The same applies retroactively to ClawHavoc. If you installed unverified skills during January–March 2026, a precautionary credential rotation is warranted.
What to Do Now
If you use LiteLLM: Check whether v1.82.7 or v1.82.8 was installed in any of your environments. pip show litellm shows the currently installed version. Check CI/CD logs and Docker image build histories for installs during the exposure window (approximately 10:39–13:30 UTC on March 24). If either version was installed, follow LiteLLM’s remediation guidance.

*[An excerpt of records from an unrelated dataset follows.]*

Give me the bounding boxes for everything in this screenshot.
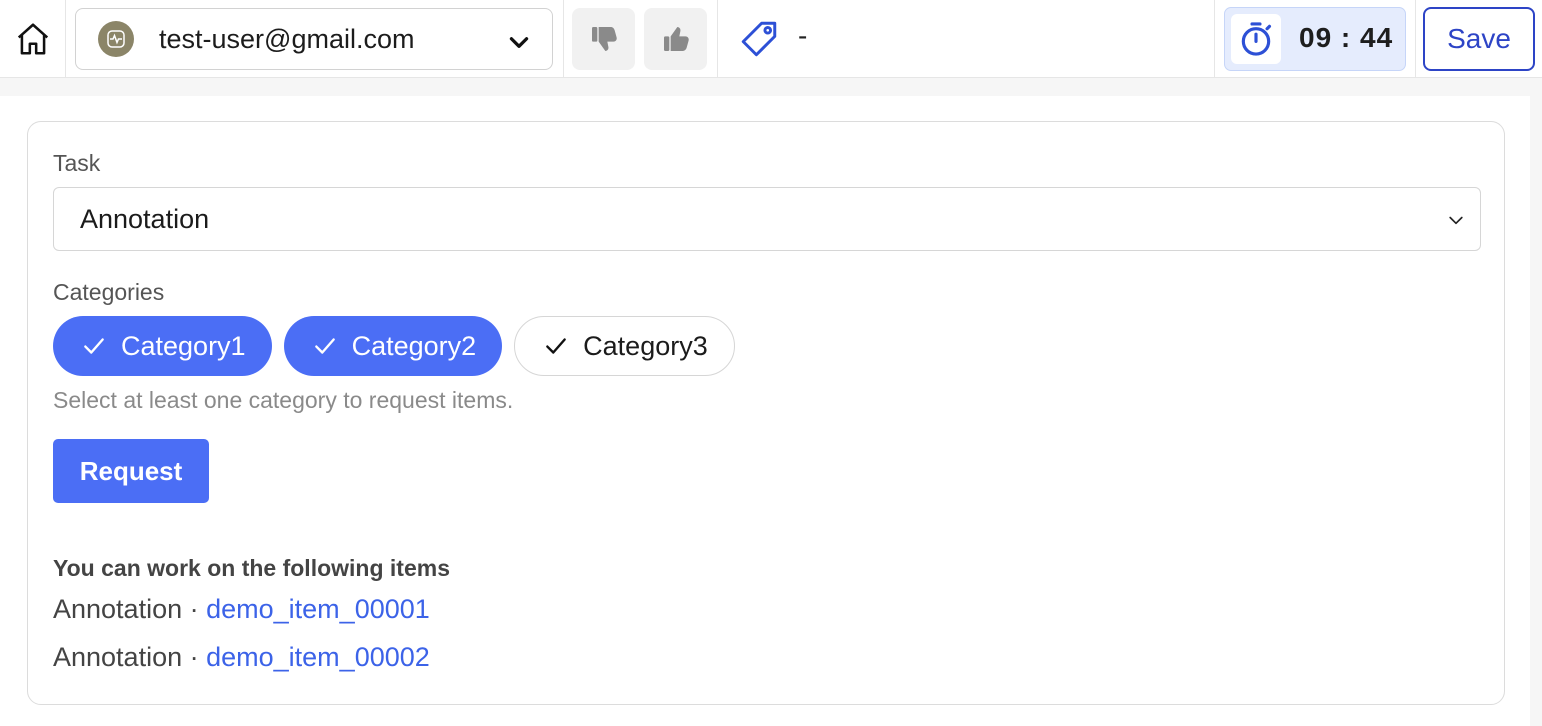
tag-section: - — [718, 0, 1214, 78]
category-chip-1[interactable]: Category1 — [53, 316, 272, 376]
category-chip-label: Category2 — [351, 330, 477, 361]
category-chip-label: Category3 — [583, 330, 708, 361]
chevron-down-icon — [509, 37, 529, 48]
thumbs-up-icon — [663, 27, 689, 51]
items-title: You can work on the following items — [53, 555, 450, 581]
item-task: Annotation — [53, 594, 183, 624]
category-hint: Select at least one category to request … — [53, 387, 514, 413]
activity-icon — [107, 30, 125, 48]
item-task: Annotation — [53, 642, 183, 672]
item-link[interactable]: demo_item_00001 — [206, 594, 430, 624]
save-button[interactable]: Save — [1423, 7, 1535, 71]
task-select[interactable]: Annotation — [53, 187, 1481, 251]
top-bar: test-user@gmail.com - 09: 44 Save — [0, 0, 1542, 78]
save-section: Save — [1416, 0, 1542, 78]
stopwatch-icon — [1241, 22, 1272, 56]
thumbs-up-button[interactable] — [644, 8, 707, 70]
feedback-section — [564, 0, 718, 78]
item-separator: · — [182, 594, 207, 624]
category-chip-2[interactable]: Category2 — [283, 316, 503, 376]
list-item: Annotation · demo_item_00002 — [53, 642, 430, 673]
user-selector-section: test-user@gmail.com — [66, 0, 564, 78]
thumbs-down-button[interactable] — [572, 8, 635, 70]
category-chip-label: Category1 — [121, 330, 246, 361]
timer: 09 : 44 — [1224, 7, 1406, 71]
task-select-value: Annotation — [80, 203, 210, 234]
categories-label: Categories — [53, 279, 165, 305]
check-icon — [312, 333, 338, 359]
timer-value: 09 : 44 — [1299, 22, 1394, 53]
avatar — [98, 21, 134, 57]
user-select[interactable]: test-user@gmail.com — [75, 8, 553, 70]
task-label: Task — [53, 150, 101, 176]
category-chips: Category1 Category2 Category3 — [53, 316, 735, 376]
timer-section: 09 : 44 — [1214, 0, 1416, 78]
request-button[interactable]: Request — [53, 439, 209, 503]
thumbs-down-icon — [591, 27, 617, 51]
tag-icon[interactable] — [738, 18, 780, 60]
check-icon — [543, 333, 569, 359]
timer-icon-box — [1231, 14, 1281, 64]
home-button[interactable] — [0, 0, 66, 78]
user-email: test-user@gmail.com — [159, 23, 415, 54]
list-item: Annotation · demo_item_00001 — [53, 594, 430, 625]
tag-value: - — [798, 20, 808, 51]
item-link[interactable]: demo_item_00002 — [206, 642, 430, 672]
home-icon — [17, 23, 48, 55]
item-separator: · — [182, 642, 207, 672]
task-card: Task Annotation Categories Category1 Cat… — [27, 121, 1505, 705]
chevron-down-icon — [1449, 216, 1463, 225]
check-icon — [81, 333, 107, 359]
category-chip-3[interactable]: Category3 — [514, 316, 735, 376]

If you publish AI skills on SkillSafe: Audit your CI/CD pipeline for credential exposure. Verify that publishing tokens are stored in secrets managers, not in environment variables accessible to third-party actions. If you suspect a key has been compromised, use the emergency revoke-all endpoint (DELETE /v1/account/keys) to kill all active keys instantly, then check your audit log for unexpected publish activity. Review the daily publish limits for your tier — unusual volume against these limits can be an early indicator of compromise.
If you install AI skills: Use a registry that scans before distribution and verifies integrity at install time. If your current registry doesn’t provide pre-install scan reports, run skillsafe scan on any skill before activating it.
Sources
- LiteLLM Security Update — March 2026
- Wiz: TeamPCP Trojanizes LiteLLM in Continuation of Campaign
- Sonatype: Compromised litellm PyPI Package Delivers Multi-Stage Credential Stealer
- The Hacker News: TeamPCP Backdoors LiteLLM Versions 1.82.7–1.82.8
- BleepingComputer: Popular LiteLLM PyPI Package Backdoored
- Snyk: How a Poisoned Security Scanner Became the Key to Backdooring LiteLLM
- Wiz: KICS GitHub Action Compromised — TeamPCP Supply Chain Attack
- GitGuardian: How GitGuardian Enables Rapid Response to the LiteLLM Supply Chain Attack
- Security Boulevard: Trivy’s March Supply Chain Attack
- DreamFactory: The LiteLLM Supply Chain Attack — A Complete Technical Breakdown
- CyberInsider: New Supply Chain Attack Hits LiteLLM
- CSO Online: PyPI Warns Developers After LiteLLM Malware Found
- ReversingLabs: TeamPCP Supply Chain Attack Spreads to LiteLLM
- Security Affairs: Malicious LiteLLM Versions Linked to TeamPCP
SkillSafe did not independently verify all reported figures. We cite published security research from the sources listed above.